Wednesday, July 13, 2005

Laughing at the pain of others

Just finished a row of afternoons in the ED (And thanks to several of you for your very welcome comments - should be able to post something more individual tonight). And to my lasting shame I must admit that I spent a fair amount of yesterday laughing at the pain of others.

When you book into our ED this is the process - the first person you see is the triage nurse. The triage nurse gets the story and allocates you a priority out of five (priority one is to be seen immediately, priority two is "within ten minutes", etc., all the way down to priority five. Theoretically priority fives should be seen within two hours. In reality priority fours can often wait eight hours and priority fives usually leave "against medical advice", i.e.: before seeing a doctor). The triage nurse also takes a few lines of the story explaining why you are here, so that we can get an idea of what the next patient is. The brief history and the priority rating goes onto our computer screens out the back, and also onto a piece of paper they bring around, and then as soon as we can we pick up the bit of paper and see the patient.

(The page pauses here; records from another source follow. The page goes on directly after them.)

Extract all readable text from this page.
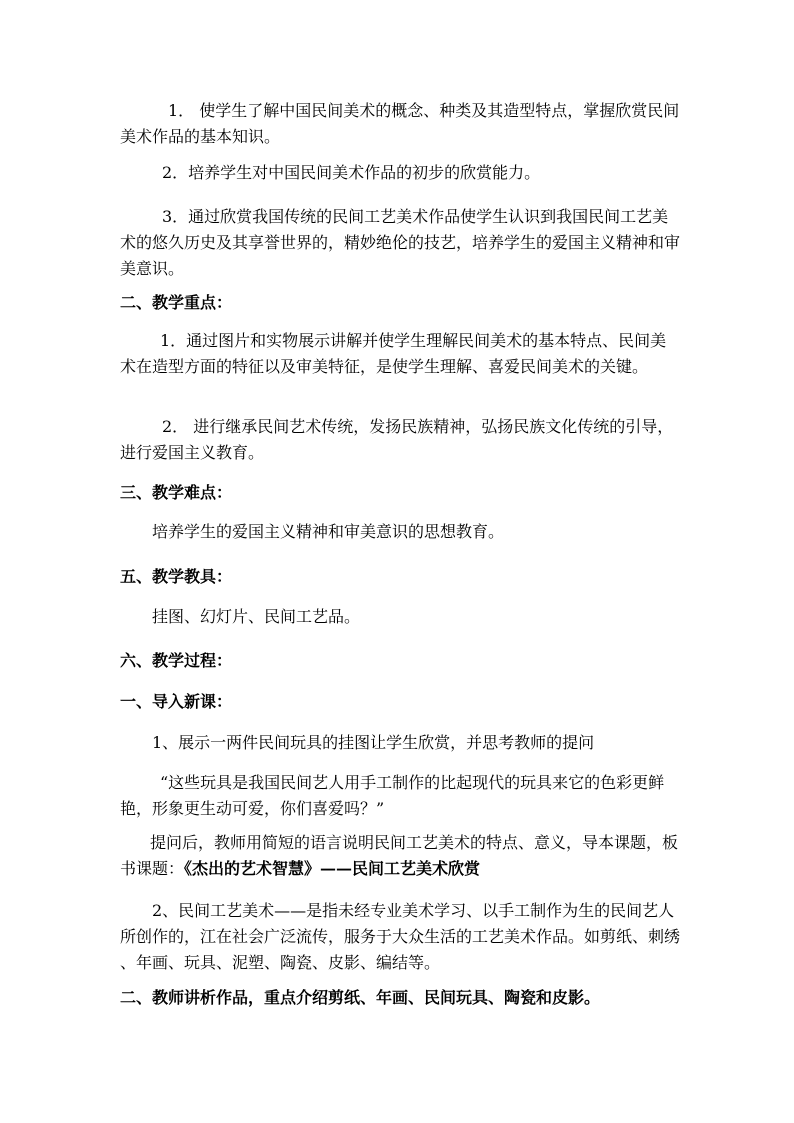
1． 使学生了解中国民间美术的概念、种类及其造型特点，掌握欣赏民间美术作品的基本知识。

2．培养学生对中国民间美术作品的初步的欣赏能力。

3．通过欣赏我国传统的民间工艺美术作品使学生认识到我国民间工艺美术的悠久历史及其享誉世界的，精妙绝伦的技艺，培养学生的爱国主义精神和审美意识。

二、教学重点：

1．通过图片和实物展示讲解并使学生理解民间美术的基本特点、民间美术在造型方面的特征以及审美特征，是使学生理解、喜爱民间美术的关键。

2． 进行继承民间艺术传统，发扬民族精神，弘扬民族文化传统的引导，进行爱国主义教育。

三、教学难点：

培养学生的爱国主义精神和审美意识的思想教育。

五、教学教具：

挂图、幻灯片、民间工艺品。

六、教学过程：

一、导入新课：

1、展示一两件民间玩具的挂图让学生欣赏，并思考教师的提问

“这些玩具是我国民间艺人用手工制作的比起现代的玩具来它的色彩更鲜艳，形象更生动可爱，你们喜爱吗？”

提问后，教师用简短的语言说明民间工艺美术的特点、意义，导本课题，板书课题：《杰出的艺术智慧》——民间工艺美术欣赏

2、民间工艺美术——是指未经专业美术学习、以手工制作为生的民间艺人所创作的，江在社会广泛流传，服务于大众生活的工艺美术作品。如剪纸、刺绣 、年画、玩具、泥塑、陶瓷、皮影、编结等。

二、教师讲析作品，重点介绍剪纸、年画、民间玩具、陶瓷和皮影。
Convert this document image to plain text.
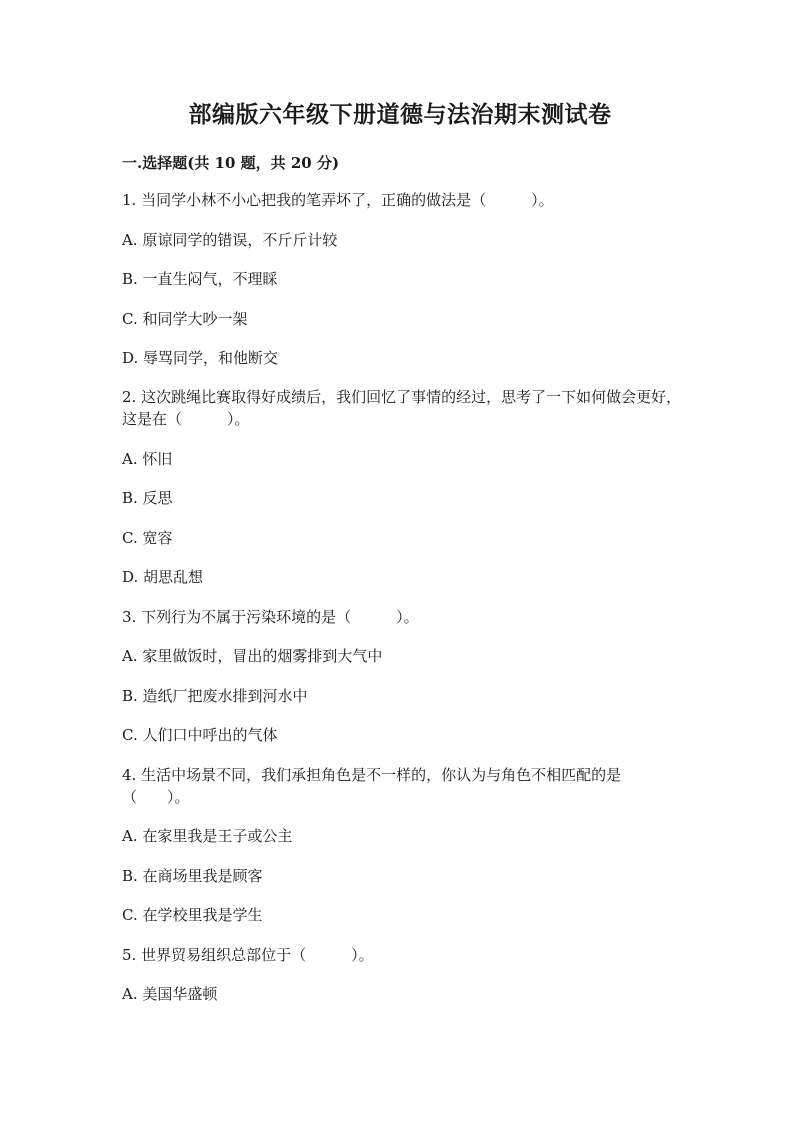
部编版六年级下册道德与法治期末测试卷
一.选择题(共 10 题，共 20 分)
1. 当同学小林不小心把我的笔弄坏了，正确的做法是（　　　）。
A. 原谅同学的错误，不斤斤计较
B. 一直生闷气，不理睬
C. 和同学大吵一架
D. 辱骂同学，和他断交
2. 这次跳绳比赛取得好成绩后，我们回忆了事情的经过，思考了一下如何做会更好，这是在（　　　）。
A. 怀旧
B. 反思
C. 宽容
D. 胡思乱想
3. 下列行为不属于污染环境的是（　　　）。
A. 家里做饭时，冒出的烟雾排到大气中
B. 造纸厂把废水排到河水中
C. 人们口中呼出的气体
4. 生活中场景不同，我们承担角色是不一样的，你认为与角色不相匹配的是（　　）。
A. 在家里我是王子或公主
B. 在商场里我是顾客
C. 在学校里我是学生
5. 世界贸易组织总部位于（　　　）。
A. 美国华盛顿
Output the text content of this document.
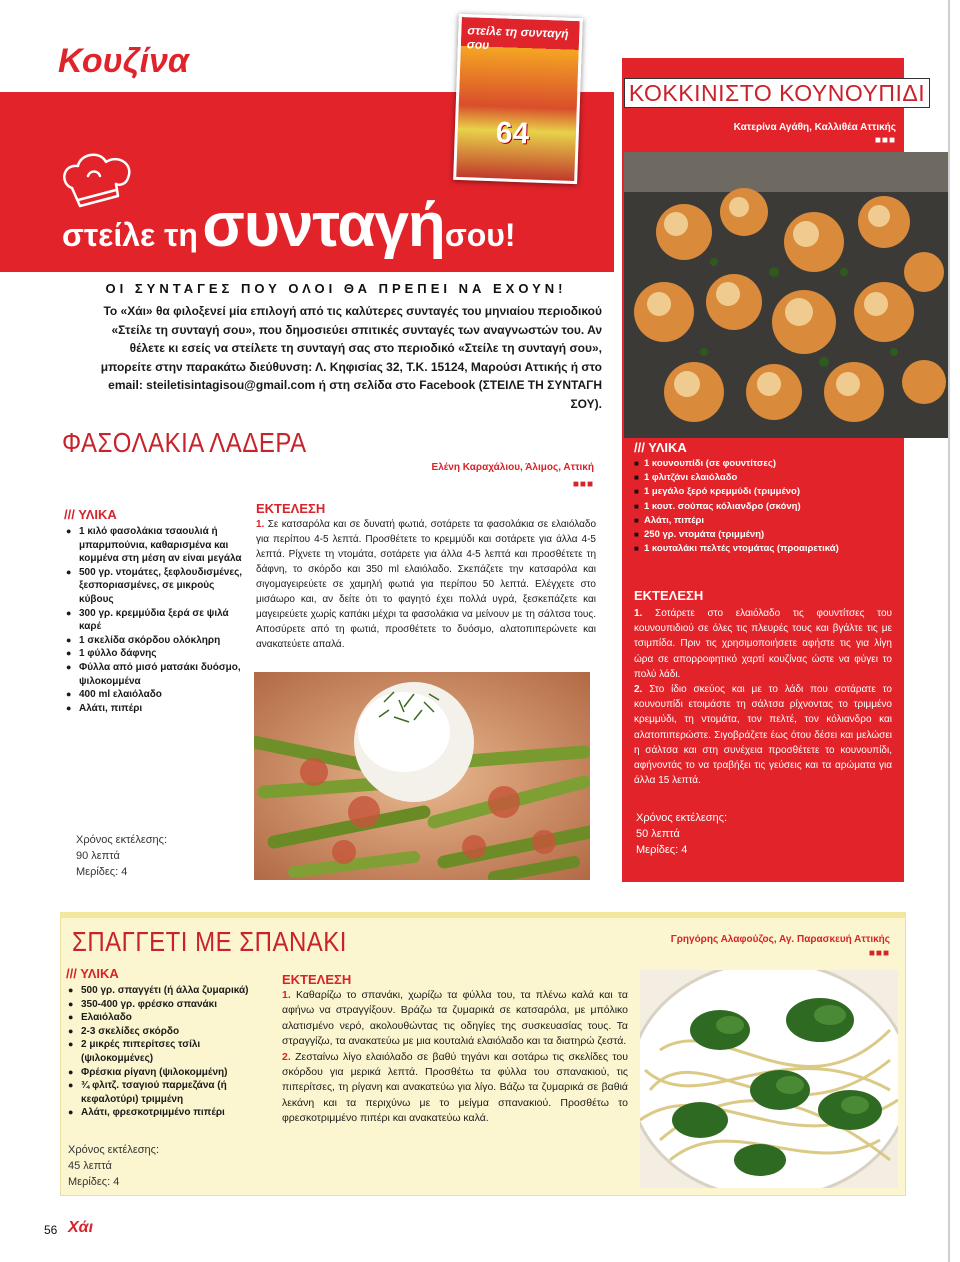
Κουζίνα
στείλε τη συνταγήσου!
στείλε τη συνταγή σου
64
ΟΙ ΣΥΝΤΑΓΕΣ ΠΟΥ ΟΛΟΙ ΘΑ ΠΡΕΠΕΙ ΝΑ ΕΧΟΥΝ!
Το «Χάι» θα φιλοξενεί μία επιλογή από τις καλύτερες συνταγές του μηνιαίου περιοδικού «Στείλε τη συνταγή σου», που δημοσιεύει σπιτικές συνταγές των αναγνωστών του. Αν θέλετε κι εσείς να στείλετε τη συνταγή σας στο περιοδικό «Στείλε τη συνταγή σου», μπορείτε στην παρακάτω διεύθυνση: Λ. Κηφισίας 32, Τ.Κ. 15124, Μαρούσι Αττικής ή στο email: steiletisintagisou@gmail.com ή στη σελίδα στο Facebook (ΣΤΕΙΛΕ ΤΗ ΣΥΝΤΑΓΗ ΣΟΥ).
ΦΑΣΟΛΑΚΙΑ ΛΑΔΕΡΑ
Ελένη Καραχάλιου, Άλιμος, Αττική
■■■
/// ΥΛΙΚΑ
● 1 κιλό φασολάκια τσαουλιά ή μπαρμπούνια, καθαρισμένα και κομμένα στη μέση αν είναι μεγάλα
● 500 γρ. ντομάτες, ξεφλουδισμένες, ξεσποριασμένες, σε μικρούς κύβους
● 300 γρ. κρεμμύδια ξερά σε ψιλά καρέ
● 1 σκελίδα σκόρδου ολόκληρη
● 1 φύλλο δάφνης
● Φύλλα από μισό ματσάκι δυόσμο, ψιλοκομμένα
● 400 ml ελαιόλαδο
● Αλάτι, πιπέρι
ΕΚΤΕΛΕΣΗ
1. Σε κατσαρόλα και σε δυνατή φωτιά, σοτάρετε τα φασολάκια σε ελαιόλαδο για περίπου 4-5 λεπτά. Προσθέτετε το κρεμμύδι και σοτάρετε για άλλα 4-5 λεπτά. Ρίχνετε τη ντομάτα, σοτάρετε για άλλα 4-5 λεπτά και προσθέτετε τη δάφνη, το σκόρδο και 350 ml ελαιόλαδο. Σκεπάζετε την κατσαρόλα και σιγομαγειρεύετε σε χαμηλή φωτιά για περίπου 50 λεπτά. Ελέγχετε στο μισάωρο και, αν δείτε ότι το φαγητό έχει πολλά υγρά, ξεσκεπάζετε και μαγειρεύετε χωρίς καπάκι μέχρι τα φασολάκια να μείνουν με τη σάλτσα τους. Αποσύρετε από τη φωτιά, προσθέτετε το δυόσμο, αλατοπιπερώνετε και ανακατεύετε απαλά.
Χρόνος εκτέλεσης:
90 λεπτά
Μερίδες: 4
ΚΟΚΚΙΝΙΣΤΟ ΚΟΥΝΟΥΠΙΔΙ
Κατερίνα Αγάθη, Καλλιθέα Αττικής
■■■
/// ΥΛΙΚΑ
■ 1 κουνουπίδι (σε φουντίτσες)
■ 1 φλιτζάνι ελαιόλαδο
■ 1 μεγάλο ξερό κρεμμύδι (τριμμένο)
■ 1 κουτ. σούπας κόλιανδρο (σκόνη)
■ Αλάτι, πιπέρι
■ 250 γρ. ντομάτα (τριμμένη)
■ 1 κουταλάκι πελτές ντομάτας (προαιρετικά)
ΕΚΤΕΛΕΣΗ
1. Σοτάρετε στο ελαιόλαδο τις φουντίτσες του κουνουπιδιού σε όλες τις πλευρές τους και βγάλτε τις με τσιμπίδα. Πριν τις χρησιμοποιήσετε αφήστε τις για λίγη ώρα σε απορροφητικό χαρτί κουζίνας ώστε να φύγει το πολύ λάδι.
2. Στο ίδιο σκεύος και με το λάδι που σοτάρατε το κουνουπίδι ετοιμάστε τη σάλτσα ρίχνοντας το τριμμένο κρεμμύδι, τη ντομάτα, τον πελτέ, τον κόλιανδρο και αλατοπιπερώστε. Σιγοβράζετε έως ότου δέσει και μελώσει η σάλτσα και στη συνέχεια προσθέτετε το κουνουπίδι, αφήνοντάς το να τραβήξει τις γεύσεις και τα αρώματα για άλλα 15 λεπτά.
Χρόνος εκτέλεσης:
50 λεπτά
Μερίδες: 4
ΣΠΑΓΓΕΤΙ ΜΕ ΣΠΑΝΑΚΙ	Γρηγόρης Αλαφούζος, Αγ. Παρασκευή Αττικής
■■■
/// ΥΛΙΚΑ
● 500 γρ. σπαγγέτι (ή άλλα ζυμαρικά)
● 350-400 γρ. φρέσκο σπανάκι
● Ελαιόλαδο
● 2-3 σκελίδες σκόρδο
● 2 μικρές πιπερίτσες τσίλι (ψιλοκομμένες)
● Φρέσκια ρίγανη (ψιλοκομμένη)
● ¾ φλιτζ. τσαγιού παρμεζάνα (ή κεφαλοτύρι) τριμμένη
● Αλάτι, φρεσκοτριμμένο πιπέρι
ΕΚΤΕΛΕΣΗ
1. Καθαρίζω το σπανάκι, χωρίζω τα φύλλα του, τα πλένω καλά και τα αφήνω να στραγγίξουν. Βράζω τα ζυμαρικά σε κατσαρόλα, με μπόλικο αλατισμένο νερό, ακολουθώντας τις οδηγίες της συσκευασίας τους. Τα στραγγίζω, τα ανακατεύω με μια κουταλιά ελαιόλαδο και τα διατηρώ ζεστά.
2. Ζεσταίνω λίγο ελαιόλαδο σε βαθύ τηγάνι και σοτάρω τις σκελίδες του σκόρδου για μερικά λεπτά. Προσθέτω τα φύλλα του σπανακιού, τις πιπερίτσες, τη ρίγανη και ανακατεύω για λίγο. Βάζω τα ζυμαρικά σε βαθιά λεκάνη και τα περιχύνω με το μείγμα σπανακιού. Προσθέτω το φρεσκοτριμμένο πιπέρι και ανακατεύω καλά.
Χρόνος εκτέλεσης:
45 λεπτά
Μερίδες: 4
56 Χάι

Well, here's a few of yesterday's brief histories, with their priority ratings:

Priority 4: 23 y/o male, ten pin bowling, bowling ball got stuck on finger, swung up and hit patient on head, patient fell to ground and bowling ball hit patient on head again. No loss of consciousness.

Priority 5: Attacked by pet goldfish while feeding. Small bite to finger, no tendon damage.

Priority 3: Changing television antenna on roof during thunderstorm, fell from house roof onto car roof, then into fishpond. Appears heavily intoxicated.

Priority 4: Hand stuck in cheesegrater.

And then there was the hand-written note which several of us read as "Caught finger in dick chain", which turned out to refer to an accident with a deck chair.

So, not exactly "previously on ER...".

I remember this recent meeting we had where someone brought up some of the recent events in triage. My opinion is that the triage nurse is the worst nursing job in the hospital - a lot of people focus on the nurse as the cause of their (understandable) frustration at ridiculously long waitng times. But then, some people just like to complain. One of the nurses told me the following from a few years back when she was on triage:

A teenage girl presented to the triage desk and siad "I get this funny feeling just before I'm going to have a seizure, and I've got that funny feeling now". The nurse opened her mouth to say something and the patient went into a full seizure. She hurled herself to the ground, stopped breathing and lashed about on the floor, smashing her face repeatedly on the skirting board. The triage nurse called a code blue, every man and his dog ran out from the ED, there was blood and various other fluids everywhere, some woman had hysterics in the waiting room, babies crying, doctors and nurses clustered around this seriously fitting girl, people waving big needles and someone trying to make sure she kept breathing, and after a few seconds we finally got lines into her and wrestled her still-jerking body around the back.

And this woman stalked up to the triage desk and actually said "I was here before her! How come she jumped the queue?"

Can't please all the people. it is from events like this that I have formed the belief (and it has served me well) that if you ever hear something, and you can't believe it, but the only reason you can't believe it is that you think "Nobody could be that stupid", or "Nobody could be that cruel"... then what you heard is probably true.


Blogger Benedict 16th said...

So does your ED have an Ass box?

9:12 PM  
Blogger Chade said...

I was once one of those stories, I think. i went in to Emergency wanting to get a splinter removed. I was placed in a cue and waited four hours (It was a slow day) Then the splinter was probed and proded for a while before the nurse had to go get a doctor. The splinter was located in the cluster of nerves, tendons, and other lovely things at the ankle. I still laugh at it.

8:30 AM  
Blogger Bronze John said...

No ass box.

By the way, I was told in my youth that "donkey" and "rooster" are two words invented by the Puritans, who coudn't endure referring to the traditional words (cocks and asses).

I remember getting this "splinter" out of a girls face last year, where we stuck the anaesthetic in and I wriggled and jiggled at this tiny bit of wood protruding from her cheek - and finally pulled out almost four centimetres of wood stuck over he cheekbone.